Northern Ireland news

Senior PSNI officer drove booby trapped car

One of the getaway cars used by the bombers, discovered burnt out in Ardoyne.

A senior police officer is believed to have driven his car to a nearby golf course with a booby trap bomb placed underneath.

The 55-year-old officer parked his Cherokee car at the Shandon Park Golf Club in east Belfast at around 7.30am on Saturday.

The device was thought to have been spotted by a member of the public sometime before 1pm with the course and golf club evacuated while police examined the bomb declaring it viable.

While detectives have removed CCTV from the course it is thought that the bomb was placed under the car outside the officer's home and that he made the journey to the course unaware of the danger he was in.

The bomb is believed to have been placed under his car some time between 10pm on Friday night and 1.30am on Saturday.

A silver Saab with the registration NFZ 3216 found burning in north Belfast.

Two getaway cars used by the dissident republicans responsible, thought to be members of the New IRA, were set alight in the Ardoyne area of north Belfast.

Fire and Rescue Service received call at 1.48am on Saturday morning to say that two cars were on fire at the rear of homes at Etna Drive.

A cross-border investigation was launched after it was established that one of the cars was sourced in Dublin, a green Skoda Octavia registration - 01 D 78089 - the other, a silver Saab with the registration NFZ 3216 was also found burning in north Belfast.

Police asked for anyone who was in the area of the Green Road, Knock Hill Park, Upper Newtownards Road or Shandon Park between 10pm on Friday and and 7am on Saturday to contact them.

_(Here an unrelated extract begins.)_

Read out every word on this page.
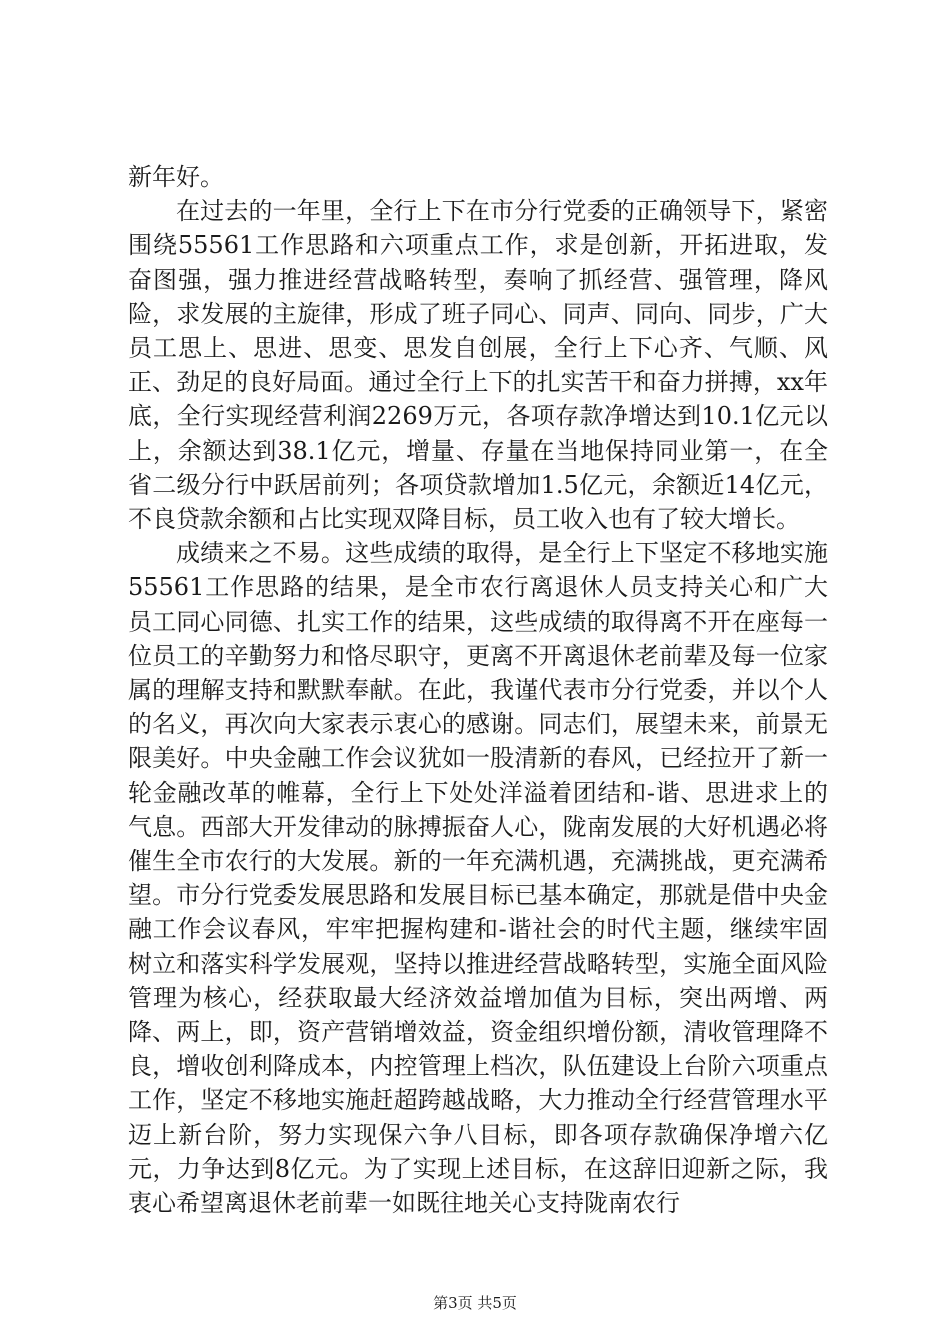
新年好。

在过去的一年里，全行上下在市分行党委的正确领导下，紧密围绕55561工作思路和六项重点工作，求是创新，开拓进取，发奋图强，强力推进经营战略转型，奏响了抓经营、强管理，降风险，求发展的主旋律，形成了班子同心、同声、同向、同步，广大员工思上、思进、思变、思发自创展，全行上下心齐、气顺、风正、劲足的良好局面。通过全行上下的扎实苦干和奋力拼搏，xx年底，全行实现经营利润2269万元，各项存款净增达到10.1亿元以上，余额达到38.1亿元，增量、存量在当地保持同业第一，在全省二级分行中跃居前列；各项贷款增加1.5亿元，余额近14亿元，不良贷款余额和占比实现双降目标，员工收入也有了较大增长。

成绩来之不易。这些成绩的取得，是全行上下坚定不移地实施55561工作思路的结果，是全市农行离退休人员支持关心和广大员工同心同德、扎实工作的结果，这些成绩的取得离不开在座每一位员工的辛勤努力和恪尽职守，更离不开离退休老前辈及每一位家属的理解支持和默默奉献。在此，我谨代表市分行党委，并以个人的名义，再次向大家表示衷心的感谢。同志们，展望未来，前景无限美好。中央金融工作会议犹如一股清新的春风，已经拉开了新一轮金融改革的帷幕，全行上下处处洋溢着团结和-谐、思进求上的气息。西部大开发律动的脉搏振奋人心，陇南发展的大好机遇必将催生全市农行的大发展。新的一年充满机遇，充满挑战，更充满希望。市分行党委发展思路和发展目标已基本确定，那就是借中央金融工作会议春风，牢牢把握构建和-谐社会的时代主题，继续牢固树立和落实科学发展观，坚持以推进经营战略转型，实施全面风险管理为核心，经获取最大经济效益增加值为目标，突出两增、两降、两上，即，资产营销增效益，资金组织增份额，清收管理降不良，增收创利降成本，内控管理上档次，队伍建设上台阶六项重点工作，坚定不移地实施赶超跨越战略，大力推动全行经营管理水平迈上新台阶，努力实现保六争八目标，即各项存款确保净增六亿元，力争达到8亿元。为了实现上述目标，在这辞旧迎新之际，我衷心希望离退休老前辈一如既往地关心支持陇南农行

第3页 共5页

Marl Lindsay of the Northern Ireland Police Federation said as the organisation prepares to host its annual conference this week, the threat officers face will be fresh in members minds.

.Police and army bomb disposal at Shandon Park Golf Club in east Belfast.

"That we are still in this place over 21-years on from the peace process is horrendous for our members. This security threat has existed since 2009, and while people are reminded to be careful police officers do still have normal lives to live and for the large part they do just that.

"However. the threat is still there and this is a timely reminder of that," Mr LIndsay added.